Abstract

The objective of this study is to determine the cellular and molecular mechanism of hyperglycemia enhanced neuronal damage induced by transient global ischemia.

Acute hyperglycemia and diabetes were induced in this study. Histopathological examination was used to study ischemic damage. To test whether mitochondria-initiated cell death pathway was involved in diabetes-exaggerated neuronal death, release of cytochrome c, caspase-3 activation, caspase-9 cleavage and caspase-8 activity were measured. Electron microscopy was used to identify whether neuron died of apoptosis or necrosis. To study if inflammatory responses play a role in diabetes-aggravated neuronal death, ICAM-1 expression on microvessels was measured using immunohistochemistry, and further confirmed by Western analysis. Western analysis also was used to measure levels of interlukin-1β (IL-1β) and TNF-α. To study the role of MAPKs in hyperglycemia-aggravated ischemia, Western blot analysis was used to measure phosphorylation of JNK and p38 MAPK in both cytosolic and nuclear fractions in the cortex and dentate gyrus. To study if astrocytes were targets of diabetes-exaggerated ischemia, immunohistochemistry of GFAP was used to measure activation of astrocytes and electron microscopy was used to study astrocytic ultrastructure alteration. To study the role of free radicals in diabetes-aggravated brain damage, iNOS and nitrotyrosine were measured using Western blot analysis. Superoxide production was measured using hydroethidine method, and its colocalization was measured using double immunostaining with mitochondria marker and neuron, macrophages, endothelial cell and astrocytes marker.
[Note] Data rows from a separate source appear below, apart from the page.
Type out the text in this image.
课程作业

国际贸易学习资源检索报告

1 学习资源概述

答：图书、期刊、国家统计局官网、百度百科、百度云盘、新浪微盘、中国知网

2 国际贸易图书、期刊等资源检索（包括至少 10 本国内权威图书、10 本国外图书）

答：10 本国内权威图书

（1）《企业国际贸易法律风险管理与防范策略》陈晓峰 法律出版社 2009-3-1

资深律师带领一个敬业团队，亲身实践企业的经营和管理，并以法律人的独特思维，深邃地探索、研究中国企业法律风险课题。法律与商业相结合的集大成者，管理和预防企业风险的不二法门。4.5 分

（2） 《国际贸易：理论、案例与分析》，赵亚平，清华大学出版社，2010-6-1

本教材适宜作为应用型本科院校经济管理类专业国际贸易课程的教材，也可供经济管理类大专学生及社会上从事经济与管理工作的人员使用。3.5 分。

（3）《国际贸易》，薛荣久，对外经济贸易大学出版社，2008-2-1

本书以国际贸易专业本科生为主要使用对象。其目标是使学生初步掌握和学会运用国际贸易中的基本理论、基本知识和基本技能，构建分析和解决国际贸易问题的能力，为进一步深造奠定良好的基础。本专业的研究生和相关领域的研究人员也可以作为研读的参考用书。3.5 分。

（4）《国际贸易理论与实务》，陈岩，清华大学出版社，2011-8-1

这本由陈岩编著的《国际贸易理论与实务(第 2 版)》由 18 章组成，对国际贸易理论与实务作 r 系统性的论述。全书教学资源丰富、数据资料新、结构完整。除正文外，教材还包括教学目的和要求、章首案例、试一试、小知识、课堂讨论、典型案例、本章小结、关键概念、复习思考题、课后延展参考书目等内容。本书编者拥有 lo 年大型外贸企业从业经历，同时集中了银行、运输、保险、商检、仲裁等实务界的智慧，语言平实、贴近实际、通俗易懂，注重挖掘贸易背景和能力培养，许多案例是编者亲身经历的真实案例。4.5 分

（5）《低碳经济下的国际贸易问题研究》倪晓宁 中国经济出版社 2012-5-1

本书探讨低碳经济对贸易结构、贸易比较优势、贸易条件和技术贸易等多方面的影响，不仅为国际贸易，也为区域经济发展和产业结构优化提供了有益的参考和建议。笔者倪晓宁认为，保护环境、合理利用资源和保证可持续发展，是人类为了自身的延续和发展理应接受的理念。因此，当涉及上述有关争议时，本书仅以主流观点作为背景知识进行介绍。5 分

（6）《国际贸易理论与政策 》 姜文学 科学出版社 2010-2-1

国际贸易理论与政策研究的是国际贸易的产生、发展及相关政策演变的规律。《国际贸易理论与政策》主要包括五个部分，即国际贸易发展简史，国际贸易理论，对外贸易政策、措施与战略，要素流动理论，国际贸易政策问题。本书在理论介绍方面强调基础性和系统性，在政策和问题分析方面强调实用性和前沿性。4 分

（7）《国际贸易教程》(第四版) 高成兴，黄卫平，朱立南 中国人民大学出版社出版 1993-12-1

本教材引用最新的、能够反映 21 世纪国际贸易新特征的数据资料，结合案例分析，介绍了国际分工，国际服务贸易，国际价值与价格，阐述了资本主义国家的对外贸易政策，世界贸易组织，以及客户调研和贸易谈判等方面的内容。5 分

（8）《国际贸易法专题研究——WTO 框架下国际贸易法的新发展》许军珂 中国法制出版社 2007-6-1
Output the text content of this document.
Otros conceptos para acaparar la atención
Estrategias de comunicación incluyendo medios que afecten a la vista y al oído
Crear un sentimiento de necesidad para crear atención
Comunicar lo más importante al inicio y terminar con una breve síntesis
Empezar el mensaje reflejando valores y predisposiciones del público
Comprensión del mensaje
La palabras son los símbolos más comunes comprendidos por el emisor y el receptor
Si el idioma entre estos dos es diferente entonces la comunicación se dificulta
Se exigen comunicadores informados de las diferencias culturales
The results suggest that (1) diabetic hyperglycemia activates mitochondria-initiated neuronal cell death pathway; (2) inflammatory responses may mediate diabetic hyperglycemia-aggravated brain damage; (3) JNK may play a role in normoglycemic ischemia, but may not contribute to the adverse effect of hyperglycemia; p38 MAPK may not play a major role in ischemia; (4) dysfunction of astrocytes and the increased production of free radicals may play an important role in exaggerating brain damage in diabetic subjects.